Her advice was not just for the men in the industry but for the women to continue to be resilient, to continue to work hard, to communicate and also put efforts to change the bias in the minds of people around them.

Meanwhile Arundhati goes on to add how she saw the Zia had converted a room in her office to a creche with a day care nurse just for one employee. This sends out such a positive message and that employee would have felt so good that her efforts are valued at the organization.

Arundhati also shared her experiences at SBI where sometimes there were different yardsticks to measure the success of men and women. While having done difficult postings was a factor in deciding the promotions, nobody dug into analysing why the women weren’t taking up the difficult postings. In a conversation with young women, Arundhati found out that young women weren’t taking up rural postings was because of lack of accommodation for single women. The social stigma was something that was totally not in the hands of the employee and this was becoming a factor in deciding their future. So it is important for organisations to try and understand what is causing their employees to not pursue a particular path or to drop out.

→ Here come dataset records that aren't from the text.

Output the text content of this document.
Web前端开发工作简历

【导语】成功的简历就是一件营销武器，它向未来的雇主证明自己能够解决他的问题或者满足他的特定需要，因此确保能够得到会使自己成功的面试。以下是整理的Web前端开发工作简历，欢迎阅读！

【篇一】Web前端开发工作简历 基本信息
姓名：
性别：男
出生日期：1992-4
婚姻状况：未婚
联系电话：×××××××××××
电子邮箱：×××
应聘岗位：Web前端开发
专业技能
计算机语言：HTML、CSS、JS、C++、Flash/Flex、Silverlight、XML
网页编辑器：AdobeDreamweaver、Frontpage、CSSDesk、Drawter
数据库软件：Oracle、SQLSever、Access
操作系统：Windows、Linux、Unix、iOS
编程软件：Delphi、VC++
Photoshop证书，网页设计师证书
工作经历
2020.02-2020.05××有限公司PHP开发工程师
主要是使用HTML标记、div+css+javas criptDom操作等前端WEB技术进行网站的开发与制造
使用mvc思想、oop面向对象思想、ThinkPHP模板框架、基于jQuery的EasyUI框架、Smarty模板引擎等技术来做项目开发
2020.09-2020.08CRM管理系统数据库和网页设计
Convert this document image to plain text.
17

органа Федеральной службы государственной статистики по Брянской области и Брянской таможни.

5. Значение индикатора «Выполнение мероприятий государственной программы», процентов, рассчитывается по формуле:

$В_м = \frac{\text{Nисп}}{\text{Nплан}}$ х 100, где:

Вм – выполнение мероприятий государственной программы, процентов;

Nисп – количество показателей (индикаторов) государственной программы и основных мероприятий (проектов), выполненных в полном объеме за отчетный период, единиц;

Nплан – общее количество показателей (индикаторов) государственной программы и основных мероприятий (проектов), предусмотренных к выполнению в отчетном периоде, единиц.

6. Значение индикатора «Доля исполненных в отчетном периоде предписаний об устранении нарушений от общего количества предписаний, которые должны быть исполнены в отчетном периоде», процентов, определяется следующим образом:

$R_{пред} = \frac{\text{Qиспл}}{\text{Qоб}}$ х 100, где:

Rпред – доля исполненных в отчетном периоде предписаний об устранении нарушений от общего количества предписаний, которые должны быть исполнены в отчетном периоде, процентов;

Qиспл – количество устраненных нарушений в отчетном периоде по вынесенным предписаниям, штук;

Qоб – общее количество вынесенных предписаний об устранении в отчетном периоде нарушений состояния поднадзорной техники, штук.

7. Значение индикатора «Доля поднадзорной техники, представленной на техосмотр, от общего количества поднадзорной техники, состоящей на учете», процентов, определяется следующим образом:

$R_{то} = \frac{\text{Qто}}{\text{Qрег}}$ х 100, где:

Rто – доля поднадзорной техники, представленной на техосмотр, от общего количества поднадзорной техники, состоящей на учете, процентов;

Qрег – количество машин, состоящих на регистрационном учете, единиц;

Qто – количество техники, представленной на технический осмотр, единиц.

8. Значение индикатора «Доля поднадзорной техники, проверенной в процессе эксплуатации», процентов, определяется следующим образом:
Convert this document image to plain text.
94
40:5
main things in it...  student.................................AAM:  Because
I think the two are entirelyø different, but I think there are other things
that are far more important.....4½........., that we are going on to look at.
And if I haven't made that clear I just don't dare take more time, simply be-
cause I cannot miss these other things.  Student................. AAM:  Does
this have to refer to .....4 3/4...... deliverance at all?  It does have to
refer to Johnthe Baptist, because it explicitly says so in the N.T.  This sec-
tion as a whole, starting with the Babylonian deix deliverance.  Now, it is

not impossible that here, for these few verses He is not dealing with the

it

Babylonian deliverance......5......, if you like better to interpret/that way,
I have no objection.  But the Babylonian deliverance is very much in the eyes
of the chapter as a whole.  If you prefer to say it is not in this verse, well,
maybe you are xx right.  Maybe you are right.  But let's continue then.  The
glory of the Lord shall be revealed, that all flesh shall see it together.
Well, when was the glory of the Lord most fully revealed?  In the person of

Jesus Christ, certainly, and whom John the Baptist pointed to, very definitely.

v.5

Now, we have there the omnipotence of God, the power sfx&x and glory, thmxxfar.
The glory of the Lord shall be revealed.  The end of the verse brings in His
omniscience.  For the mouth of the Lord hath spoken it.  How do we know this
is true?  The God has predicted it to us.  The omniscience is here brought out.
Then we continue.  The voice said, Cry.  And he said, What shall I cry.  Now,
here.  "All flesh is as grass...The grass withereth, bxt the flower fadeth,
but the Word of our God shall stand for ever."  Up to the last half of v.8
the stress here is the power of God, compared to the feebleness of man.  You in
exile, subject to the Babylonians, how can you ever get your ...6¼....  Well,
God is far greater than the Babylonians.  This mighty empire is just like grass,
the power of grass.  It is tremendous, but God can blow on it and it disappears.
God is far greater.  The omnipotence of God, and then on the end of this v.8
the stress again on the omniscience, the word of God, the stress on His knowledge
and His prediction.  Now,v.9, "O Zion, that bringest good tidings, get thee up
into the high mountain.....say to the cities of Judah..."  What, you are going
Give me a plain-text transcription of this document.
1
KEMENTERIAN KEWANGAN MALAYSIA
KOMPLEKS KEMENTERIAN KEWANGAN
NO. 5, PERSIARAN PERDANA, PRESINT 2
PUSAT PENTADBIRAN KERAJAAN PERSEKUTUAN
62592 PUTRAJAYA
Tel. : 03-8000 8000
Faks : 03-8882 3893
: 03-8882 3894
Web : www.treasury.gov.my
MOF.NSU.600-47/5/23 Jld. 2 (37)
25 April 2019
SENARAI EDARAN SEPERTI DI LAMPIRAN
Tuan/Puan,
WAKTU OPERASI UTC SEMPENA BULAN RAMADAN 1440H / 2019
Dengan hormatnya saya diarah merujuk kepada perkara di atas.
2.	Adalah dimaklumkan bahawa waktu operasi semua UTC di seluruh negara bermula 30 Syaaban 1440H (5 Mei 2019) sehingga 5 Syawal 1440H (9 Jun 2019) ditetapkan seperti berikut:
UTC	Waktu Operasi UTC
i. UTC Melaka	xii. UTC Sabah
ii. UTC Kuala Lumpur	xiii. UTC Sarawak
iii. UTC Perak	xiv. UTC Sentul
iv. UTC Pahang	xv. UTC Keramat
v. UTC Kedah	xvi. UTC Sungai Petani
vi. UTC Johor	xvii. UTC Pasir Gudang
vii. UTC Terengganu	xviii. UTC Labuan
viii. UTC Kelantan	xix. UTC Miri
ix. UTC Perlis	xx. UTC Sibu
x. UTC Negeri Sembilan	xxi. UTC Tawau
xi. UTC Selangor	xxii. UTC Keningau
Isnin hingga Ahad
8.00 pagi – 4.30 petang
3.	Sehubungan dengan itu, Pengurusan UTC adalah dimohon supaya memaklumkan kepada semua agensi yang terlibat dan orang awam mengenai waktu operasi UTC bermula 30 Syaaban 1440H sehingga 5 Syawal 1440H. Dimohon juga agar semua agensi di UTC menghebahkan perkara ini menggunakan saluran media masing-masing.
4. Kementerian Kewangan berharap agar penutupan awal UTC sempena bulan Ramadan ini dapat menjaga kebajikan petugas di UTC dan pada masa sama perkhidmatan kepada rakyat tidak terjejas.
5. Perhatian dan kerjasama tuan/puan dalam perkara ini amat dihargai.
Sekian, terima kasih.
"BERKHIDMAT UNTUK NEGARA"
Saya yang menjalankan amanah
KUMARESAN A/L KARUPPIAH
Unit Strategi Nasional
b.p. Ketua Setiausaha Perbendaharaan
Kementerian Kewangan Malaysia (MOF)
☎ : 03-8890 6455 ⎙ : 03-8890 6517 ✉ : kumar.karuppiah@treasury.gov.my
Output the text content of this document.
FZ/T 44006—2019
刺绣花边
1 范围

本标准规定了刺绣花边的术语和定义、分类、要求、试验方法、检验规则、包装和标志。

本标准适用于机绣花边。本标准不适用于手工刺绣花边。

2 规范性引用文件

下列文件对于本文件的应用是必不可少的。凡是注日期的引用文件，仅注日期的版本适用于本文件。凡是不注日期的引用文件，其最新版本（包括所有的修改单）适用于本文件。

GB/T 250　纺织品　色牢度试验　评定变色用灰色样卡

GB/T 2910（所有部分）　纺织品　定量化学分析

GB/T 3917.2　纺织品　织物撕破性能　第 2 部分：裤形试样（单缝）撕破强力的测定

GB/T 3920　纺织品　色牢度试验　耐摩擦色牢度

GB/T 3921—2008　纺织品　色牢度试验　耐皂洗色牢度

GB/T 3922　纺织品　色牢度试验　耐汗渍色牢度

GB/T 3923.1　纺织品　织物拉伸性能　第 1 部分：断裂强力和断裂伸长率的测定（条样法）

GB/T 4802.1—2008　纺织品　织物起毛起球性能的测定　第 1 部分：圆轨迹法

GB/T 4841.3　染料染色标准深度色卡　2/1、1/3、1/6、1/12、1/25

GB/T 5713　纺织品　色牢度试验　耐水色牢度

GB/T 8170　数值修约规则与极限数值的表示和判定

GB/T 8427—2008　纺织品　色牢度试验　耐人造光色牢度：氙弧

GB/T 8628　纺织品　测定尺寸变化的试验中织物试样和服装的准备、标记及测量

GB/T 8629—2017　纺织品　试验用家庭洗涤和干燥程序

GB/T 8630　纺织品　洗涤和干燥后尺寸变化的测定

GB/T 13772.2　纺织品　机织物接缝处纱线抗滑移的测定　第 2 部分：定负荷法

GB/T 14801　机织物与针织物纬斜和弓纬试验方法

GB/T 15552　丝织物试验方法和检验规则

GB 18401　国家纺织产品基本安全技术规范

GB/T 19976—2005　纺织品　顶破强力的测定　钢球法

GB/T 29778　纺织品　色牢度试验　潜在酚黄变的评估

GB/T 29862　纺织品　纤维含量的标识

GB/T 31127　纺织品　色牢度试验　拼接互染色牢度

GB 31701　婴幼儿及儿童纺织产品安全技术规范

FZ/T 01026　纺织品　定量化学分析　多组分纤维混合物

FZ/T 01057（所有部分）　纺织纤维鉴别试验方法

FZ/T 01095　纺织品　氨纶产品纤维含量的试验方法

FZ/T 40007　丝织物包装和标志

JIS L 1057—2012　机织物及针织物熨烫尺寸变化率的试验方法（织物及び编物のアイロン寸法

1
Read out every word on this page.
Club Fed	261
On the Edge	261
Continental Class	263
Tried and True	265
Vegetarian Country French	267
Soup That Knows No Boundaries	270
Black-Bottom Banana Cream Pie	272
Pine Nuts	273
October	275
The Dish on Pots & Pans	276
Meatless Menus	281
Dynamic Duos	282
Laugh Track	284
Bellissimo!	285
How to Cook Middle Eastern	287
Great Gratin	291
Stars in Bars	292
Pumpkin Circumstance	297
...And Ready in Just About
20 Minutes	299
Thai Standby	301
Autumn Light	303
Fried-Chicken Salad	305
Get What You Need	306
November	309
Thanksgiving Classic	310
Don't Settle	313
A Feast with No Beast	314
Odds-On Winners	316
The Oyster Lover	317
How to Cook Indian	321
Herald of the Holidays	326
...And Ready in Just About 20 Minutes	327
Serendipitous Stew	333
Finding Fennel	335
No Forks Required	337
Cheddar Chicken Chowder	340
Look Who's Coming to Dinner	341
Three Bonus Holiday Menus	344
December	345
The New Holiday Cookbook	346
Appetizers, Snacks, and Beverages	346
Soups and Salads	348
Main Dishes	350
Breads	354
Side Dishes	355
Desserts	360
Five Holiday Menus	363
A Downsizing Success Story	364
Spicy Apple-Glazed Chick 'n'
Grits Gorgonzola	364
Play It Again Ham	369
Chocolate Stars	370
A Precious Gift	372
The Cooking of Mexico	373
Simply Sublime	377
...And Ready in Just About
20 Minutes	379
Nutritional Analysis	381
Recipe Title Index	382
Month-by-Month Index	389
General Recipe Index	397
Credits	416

“Women are considered the primary care giver and I noticed a pattern that most women drop-out either when they have a kid or have to tend to the needs of their ageing parents. This is when I came up with a 2 year sabbatical for women and single men to use at these stages of life” — Arundhati Bhattacharya

The final and the concluding question by Ashu was a rather difficult one — “ Is leadership gender agnostic?”

Both the ladies giggled but went on to boldly answer the question.

According to Zia, women and men both can make great leaders but women do come with a higher dollop of EQ and they know how to retreat and come back stronger.

While Arundhati points out that women are better listeners not just plain simple words but between the words and coming, inherently from an Indian background women are generally more collaborative.

This was just a small attempt by me to share some really powerful words by two powerful ladies. I fall short of words to express how much I am impressed and motivated to excel in my career. More power to you ma’am.